Since there is no field of preventative psychiatry the following analysis requires a grain of salt. However there are two resources to draw on in conceiving of such a process. One is Rogers, who felt the best way to deal with impending pathology is through self image expansion, i.e. the on-going creation of an evolving, ever-broadening self concept. Another was a bolder attempt at psycho-innoculation by Martin Seligman (1975) who suggested that children could be essentially psycho-immunized from subsequent pathology through a learned hopefulness method (1975). He has actually put some of this to practice in military training venues.
With that in mind it is possible to toy with the idea of a preventative approach to mental health by which to insulate the child against pathology. It is the idea of self-surfing and it could be taught, as a social skill in either a formal counseling or sub-therapeutic context. It would involve teaching children to play the roles of different people, to occupy various positions on the totem pole as it were; to speak, move, posture, think and emote in terms of a variety of self-states.

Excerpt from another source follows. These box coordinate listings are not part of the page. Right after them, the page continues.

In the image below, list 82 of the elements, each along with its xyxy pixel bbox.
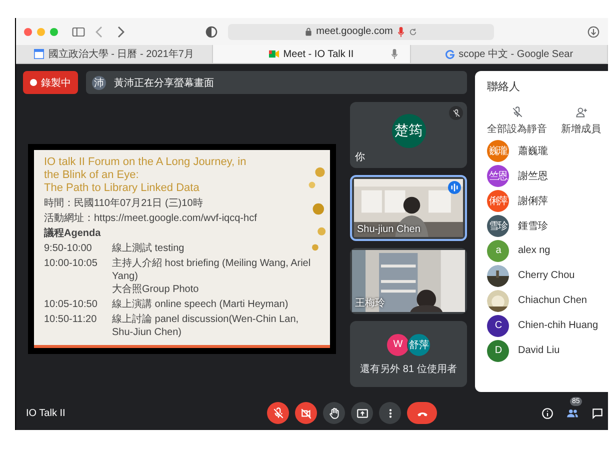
more-options-button[interactable]: [379, 402, 401, 424]
avatar: 俐萍: [487, 190, 509, 212]
browser-tab[interactable]: scope 中文 - Google Sear: [410, 45, 608, 63]
slide-text: 時間：民國110年07月21日 (三)10時: [44, 197, 204, 210]
more-participants-label: 還有另外 81 位使用者: [360, 362, 457, 376]
reload-icon[interactable]: [408, 26, 417, 36]
agenda-time: 9:50-10:00: [44, 242, 93, 255]
participant-item[interactable]: a alex ng: [487, 238, 608, 263]
agenda-time: 10:50-11:20: [44, 313, 98, 327]
presenter-avatar: 沛: [92, 76, 106, 90]
slide-title-line: IO talk II Forum on the A Long Journey, in: [44, 156, 248, 169]
close-window-icon[interactable]: [24, 28, 32, 36]
participant-name: alex ng: [518, 245, 550, 256]
avatar: W: [386, 332, 410, 356]
microphone-icon: [396, 26, 405, 36]
participant-name: Chiachun Chen: [518, 295, 587, 306]
microphone-button[interactable]: [267, 402, 289, 424]
participant-name: Chien-chih Huang: [518, 320, 598, 331]
chat-icon[interactable]: [591, 406, 604, 420]
agenda-heading: 議程Agenda: [44, 227, 102, 240]
avatar: 雪珍: [487, 214, 509, 236]
agenda-item: 線上測試 testing: [112, 242, 184, 255]
sidebar-icon[interactable]: [72, 26, 85, 38]
panel-action[interactable]: 新增成員: [561, 106, 601, 136]
agenda-time: 10:00-10:05: [44, 257, 98, 271]
avatar: a: [487, 240, 509, 262]
participant-name: 謝俐萍: [518, 194, 548, 208]
panel-title: 聯絡人: [487, 80, 521, 94]
video-camera-icon: [269, 49, 280, 59]
people-icon[interactable]: [566, 406, 579, 420]
participant-item[interactable]: 俐萍 謝俐萍: [487, 188, 608, 213]
microphone-icon: [390, 49, 398, 59]
calendar-icon: [34, 49, 44, 59]
participant-item[interactable]: C Chien-chih Huang: [487, 313, 608, 338]
avatar: 楚筠: [392, 114, 426, 148]
add-person-icon: [574, 106, 588, 119]
camera-off-icon: [300, 406, 312, 420]
avatar: 舒萍: [407, 332, 431, 356]
agenda-item: 大合照Group Photo: [112, 283, 200, 296]
panel-action[interactable]: 全部設為靜音: [487, 106, 547, 136]
participant-name: Shu-jiun Chen: [357, 224, 420, 235]
avatar: 竺恩: [487, 164, 509, 186]
avatar: 巍瓏: [487, 140, 509, 162]
participant-item[interactable]: D David Liu: [487, 338, 608, 363]
address-bar[interactable]: meet.google.com: [228, 24, 494, 40]
camera-button[interactable]: [295, 402, 317, 424]
raise-hand-button[interactable]: [323, 402, 345, 424]
meeting-title: IO Talk II: [26, 408, 66, 418]
participant-item[interactable]: 雪珍 鍾雪珍: [487, 213, 608, 238]
mic-off-icon: [510, 106, 524, 119]
participant-name: 謝竺恩: [518, 170, 548, 182]
participant-item[interactable]: 巍瓏 蕭巍瓏: [487, 138, 608, 163]
slide-title-line: the Blink of an Eye:: [44, 169, 140, 182]
g-logo-icon: [444, 49, 455, 59]
present-button[interactable]: [351, 402, 373, 424]
info-icon[interactable]: [541, 406, 554, 420]
avatar: D: [487, 340, 509, 362]
hand-icon: [328, 406, 340, 420]
agenda-item: 線上演講 online speech (Marti Heyman): [112, 298, 288, 311]
presenting-notice: 黃沛正在分享螢幕畫面: [114, 76, 214, 90]
participant-name: David Liu: [518, 345, 560, 356]
mic-off-icon: [272, 406, 284, 420]
speaking-indicator-icon: [448, 181, 461, 194]
present-screen-icon: [356, 406, 368, 420]
avatar: C: [487, 314, 509, 336]
download-icon[interactable]: [587, 26, 600, 38]
slide-text: 活動網址：https://meet.google.com/wvf-iqcq-hcf: [44, 212, 258, 225]
participant-name: 蕭巍瓏: [518, 144, 548, 158]
recording-badge: 錄製中: [23, 71, 78, 94]
agenda-item: 主持人介紹 host briefing (Meiling Wang, Ariel Yang): [112, 257, 312, 283]
slide-title-line: The Path to Library Linked Data: [44, 182, 200, 195]
agenda-item: 線上討論 panel discussion(Wen-Chin Lan, Shu-Jiun Chen): [112, 313, 300, 339]
participant-name: 你: [355, 151, 365, 164]
participant-item[interactable]: 竺恩 謝竺恩: [487, 163, 608, 188]
agenda-time: 10:05-10:50: [44, 298, 98, 311]
participant-name: 鍾雪珍: [518, 220, 548, 232]
browser-tab[interactable]: Meet - IO Talk II: [213, 45, 411, 63]
leave-call-button[interactable]: [407, 402, 437, 424]
participant-item[interactable]: Chiachun Chen: [487, 288, 608, 313]
participant-item[interactable]: Cherry Chou: [487, 263, 608, 288]
participant-name: Cherry Chou: [518, 270, 575, 281]
lock-icon: [305, 27, 312, 36]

At first blush this might seem counterproductive, especially given the meritorious nature of our society, in which positive self-esteem is viewed as a prerequisite to success and achievement. The question could be asked as to whether such self-versatility might dilute the achievement motive that drives the singular pursuit of goals.
One possible answer to that question comes from the writings of Carl Jung, who in effect described the healthy personality as one with an understanding that progress is not a straight line, and that regression can either be viewed as a set-back or as a psychic hiatus that is prerequisite to subsequent achievement.

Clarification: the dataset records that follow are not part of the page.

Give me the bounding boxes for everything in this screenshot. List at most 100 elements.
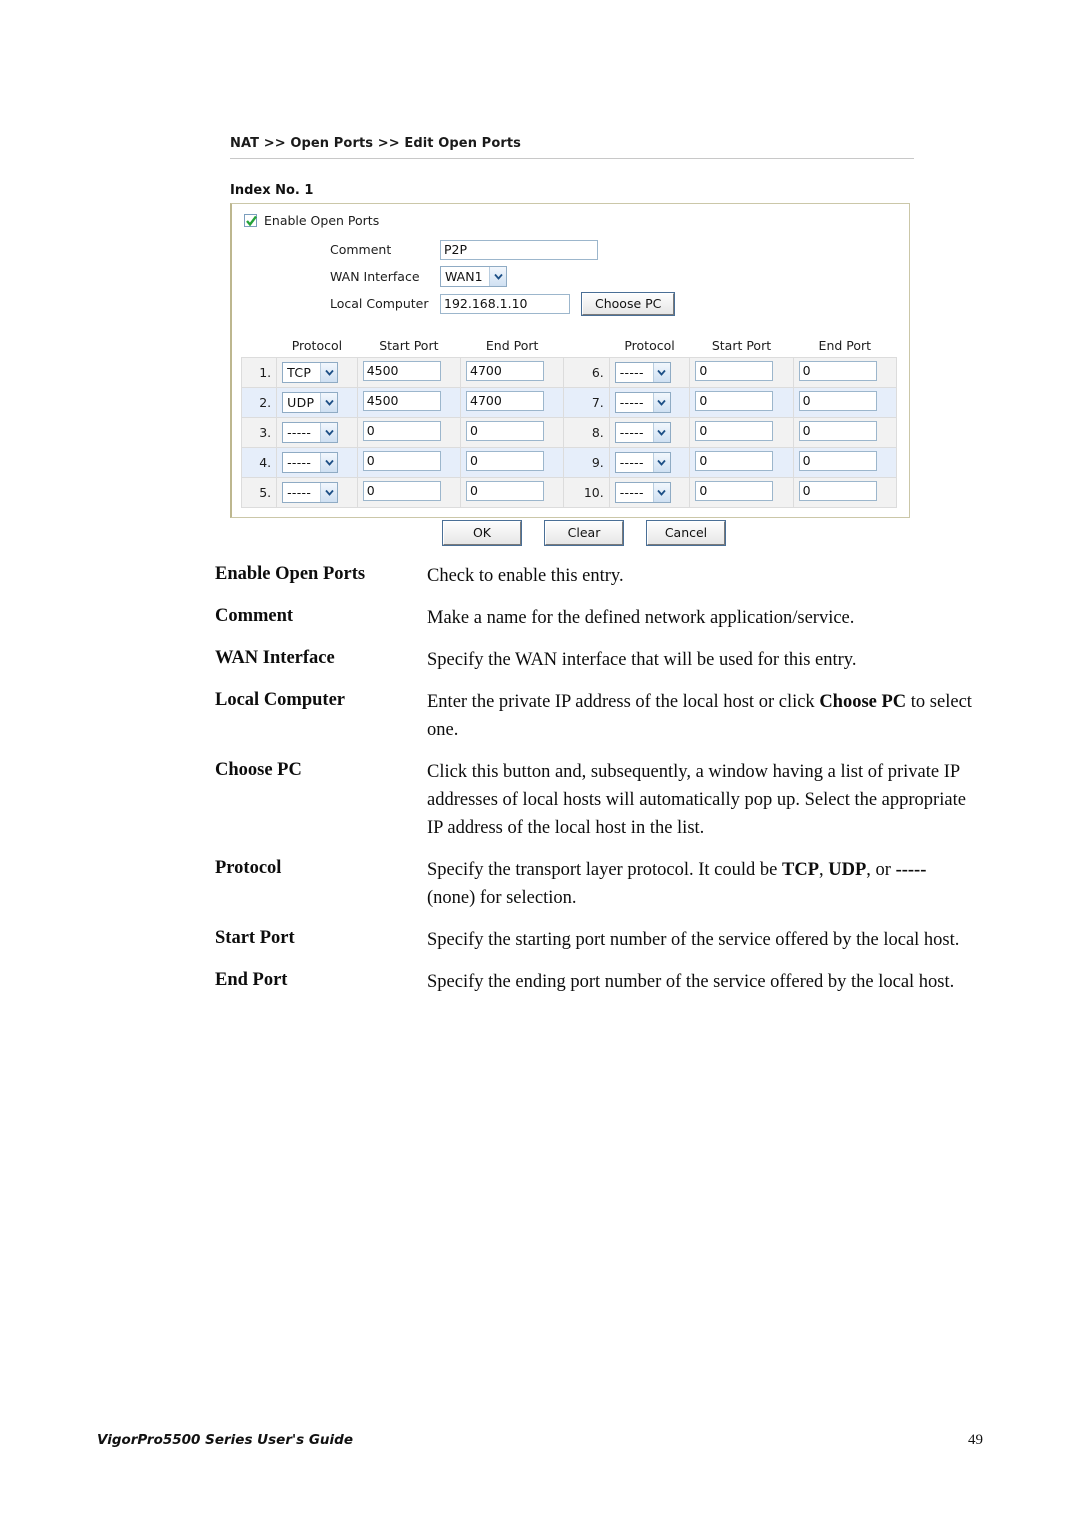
start-port-cell-right: 0 bbox=[689, 477, 794, 508]
protocol-select[interactable]: ----- bbox=[614, 362, 671, 383]
start-port-cell-right: 0 bbox=[689, 417, 794, 448]
end-port-input[interactable]: 0 bbox=[798, 481, 877, 501]
row-number-left: 1. bbox=[240, 357, 278, 388]
wan-interface-select[interactable]: WAN1 bbox=[440, 266, 507, 287]
end-port-input[interactable]: 4700 bbox=[466, 391, 544, 411]
description-part: Make a name for the defined network appl… bbox=[427, 608, 855, 628]
protocol-value: TCP bbox=[287, 365, 312, 380]
chevron-down-icon[interactable] bbox=[652, 423, 670, 442]
open-ports-panel: Enable Open Ports Comment P2P WAN Interf… bbox=[230, 203, 910, 518]
end-port-input[interactable]: 4700 bbox=[466, 361, 544, 381]
description-term: Comment bbox=[215, 606, 294, 626]
protocol-value: ----- bbox=[619, 395, 644, 410]
start-port-cell-left: 0 bbox=[356, 447, 462, 478]
local-computer-label: Local Computer bbox=[330, 296, 429, 311]
end-port-input[interactable]: 0 bbox=[798, 421, 877, 441]
start-port-input[interactable]: 0 bbox=[362, 481, 441, 501]
header-blank-left bbox=[241, 337, 277, 358]
protocol-value: ----- bbox=[619, 425, 644, 440]
protocol-select[interactable]: TCP bbox=[282, 362, 339, 383]
protocol-select[interactable]: ----- bbox=[282, 482, 339, 503]
start-port-input[interactable]: 0 bbox=[362, 421, 441, 441]
wan-interface-value: WAN1 bbox=[445, 269, 483, 284]
page-footer: VigorPro5500 Series User's Guide 49 bbox=[97, 1432, 983, 1449]
start-port-input[interactable]: 4500 bbox=[362, 361, 441, 381]
protocol-select[interactable]: ----- bbox=[282, 422, 339, 443]
description-part: Specify the starting port number of the … bbox=[427, 930, 960, 950]
protocol-value: UDP bbox=[287, 395, 315, 410]
protocol-select[interactable]: ----- bbox=[282, 452, 339, 473]
header-protocol-right: Protocol bbox=[609, 337, 690, 358]
enable-open-ports-checkbox[interactable] bbox=[244, 214, 257, 227]
chevron-down-icon[interactable] bbox=[652, 393, 670, 412]
end-port-input[interactable]: 0 bbox=[798, 451, 877, 471]
header-start-port-right: Start Port bbox=[689, 337, 794, 358]
local-computer-input[interactable]: 192.168.1.10 bbox=[440, 293, 570, 314]
end-port-input[interactable]: 0 bbox=[798, 361, 877, 381]
chevron-down-icon[interactable] bbox=[652, 453, 670, 472]
chevron-down-icon[interactable] bbox=[652, 483, 670, 502]
end-port-cell-right: 0 bbox=[792, 357, 898, 388]
row-number-right: 8. bbox=[563, 417, 610, 448]
protocol-select[interactable]: ----- bbox=[614, 422, 671, 443]
description-part: , bbox=[819, 860, 829, 880]
description-row: Enable Open Ports Check to enable this e… bbox=[215, 562, 975, 590]
comment-input[interactable]: P2P bbox=[440, 239, 598, 260]
start-port-input[interactable]: 0 bbox=[695, 421, 774, 441]
choose-pc-button[interactable]: Choose PC bbox=[580, 291, 676, 316]
end-port-input[interactable]: 0 bbox=[466, 451, 544, 471]
protocol-select[interactable]: ----- bbox=[614, 452, 671, 473]
start-port-cell-right: 0 bbox=[689, 447, 794, 478]
open-ports-form: Enable Open Ports Comment P2P WAN Interf… bbox=[232, 204, 909, 327]
end-port-input[interactable]: 0 bbox=[798, 391, 877, 411]
protocol-select[interactable]: UDP bbox=[282, 392, 339, 413]
end-port-input[interactable]: 0 bbox=[466, 481, 544, 501]
start-port-input[interactable]: 0 bbox=[362, 451, 441, 471]
description-row: Start Port Specify the starting port num… bbox=[215, 926, 975, 954]
enable-open-ports-row[interactable]: Enable Open Ports bbox=[244, 213, 909, 228]
description-part: , or bbox=[866, 860, 896, 880]
cancel-button[interactable]: Cancel bbox=[646, 520, 726, 546]
ports-table-header-row: Protocol Start Port End Port Protocol St… bbox=[241, 337, 897, 358]
chevron-down-icon[interactable] bbox=[320, 453, 338, 472]
chevron-down-icon[interactable] bbox=[320, 483, 338, 502]
start-port-input[interactable]: 0 bbox=[695, 451, 774, 471]
document-page: NAT >> Open Ports >> Edit Open Ports Ind… bbox=[0, 0, 1080, 1528]
protocol-select[interactable]: ----- bbox=[614, 392, 671, 413]
chevron-down-icon[interactable] bbox=[489, 267, 506, 286]
protocol-cell-left: ----- bbox=[276, 417, 358, 448]
chevron-down-icon[interactable] bbox=[320, 393, 338, 412]
description-row: Local Computer Enter the private IP addr… bbox=[215, 688, 975, 744]
row-number-right: 9. bbox=[563, 447, 610, 478]
chevron-down-icon[interactable] bbox=[320, 423, 338, 442]
start-port-input[interactable]: 0 bbox=[695, 481, 774, 501]
protocol-cell-left: TCP bbox=[276, 357, 358, 388]
protocol-select[interactable]: ----- bbox=[614, 482, 671, 503]
table-row: 3. ----- 0 0 8. ----- 0 0 bbox=[240, 417, 898, 448]
clear-button[interactable]: Clear bbox=[544, 520, 624, 546]
table-row: 2. UDP 4500 4700 7. ----- 0 0 bbox=[240, 387, 898, 418]
description-text: Specify the starting port number of the … bbox=[427, 926, 975, 954]
start-port-input[interactable]: 0 bbox=[695, 361, 774, 381]
header-end-port-left: End Port bbox=[460, 337, 564, 358]
description-term: WAN Interface bbox=[215, 648, 335, 668]
start-port-input[interactable]: 4500 bbox=[362, 391, 441, 411]
chevron-down-icon[interactable] bbox=[652, 363, 670, 382]
end-port-input[interactable]: 0 bbox=[466, 421, 544, 441]
protocol-cell-left: UDP bbox=[276, 387, 358, 418]
protocol-cell-right: ----- bbox=[608, 357, 691, 388]
start-port-input[interactable]: 0 bbox=[695, 391, 774, 411]
start-port-cell-left: 0 bbox=[356, 477, 462, 508]
description-part: Click this button and, subsequently, a w… bbox=[427, 762, 966, 838]
table-row: 1. TCP 4500 4700 6. ----- 0 0 bbox=[240, 357, 898, 388]
comment-row: Comment P2P bbox=[244, 236, 909, 263]
chevron-down-icon[interactable] bbox=[320, 363, 338, 382]
end-port-cell-right: 0 bbox=[792, 447, 898, 478]
ok-button[interactable]: OK bbox=[442, 520, 522, 546]
description-row: Protocol Specify the transport layer pro… bbox=[215, 856, 975, 912]
end-port-cell-right: 0 bbox=[792, 417, 898, 448]
protocol-value: ----- bbox=[287, 455, 312, 470]
ports-table: Protocol Start Port End Port Protocol St… bbox=[240, 337, 898, 508]
protocol-value: ----- bbox=[619, 485, 644, 500]
description-row: Comment Make a name for the defined netw… bbox=[215, 604, 975, 632]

Self-surfing could probably be done in individual counseling (that is essentially what Rogerians do. However some students might respond better to a psycho-dramatic approach, whereby they are asked to play various roles that representing high and low points in the social hierarchy; for example winners and losers, heroes and “geeks,” as well as dominant and submissive types, then process all those role/experiences in the aftermath. Not only would the group format be seen as less threatening – especially if the child is merely acting out a role. It might also produce equanimity within the group precisely because all members would be on occasion strong, weak, dominant., submissive etc.
The question is, if done on a large scale, would this help prevent or ameliorate psychological disorders? Research could ultimately determine that, but given the vicissitudes life typically hands out to us all, it might have at least a common sense appeal. It also provides a prototype for what has heretofore been a rather ill-defined, elusive concept – normalcy. The numerous, and ever expanding diagnostic categories emerging from the DSM are well known to all of us. But there is no manual describing what normalcy really is. Perhaps in this context it can be partially defined – much as a physician defines good health in terms of lab test results or a 98.6 temperature, i.e as a form of self-resilience, typified by a fluid capacity to match self and external outcomes fluidly and across a wide variety of circumstances. In even simpler terms and as per the title of this article, it could be defined as an adequate self-surfing capacity with broad assimilative potentials that can inoculate the individual against what most clinical theorists consider the prime pathogen in emotional disturbance; conflict within the self.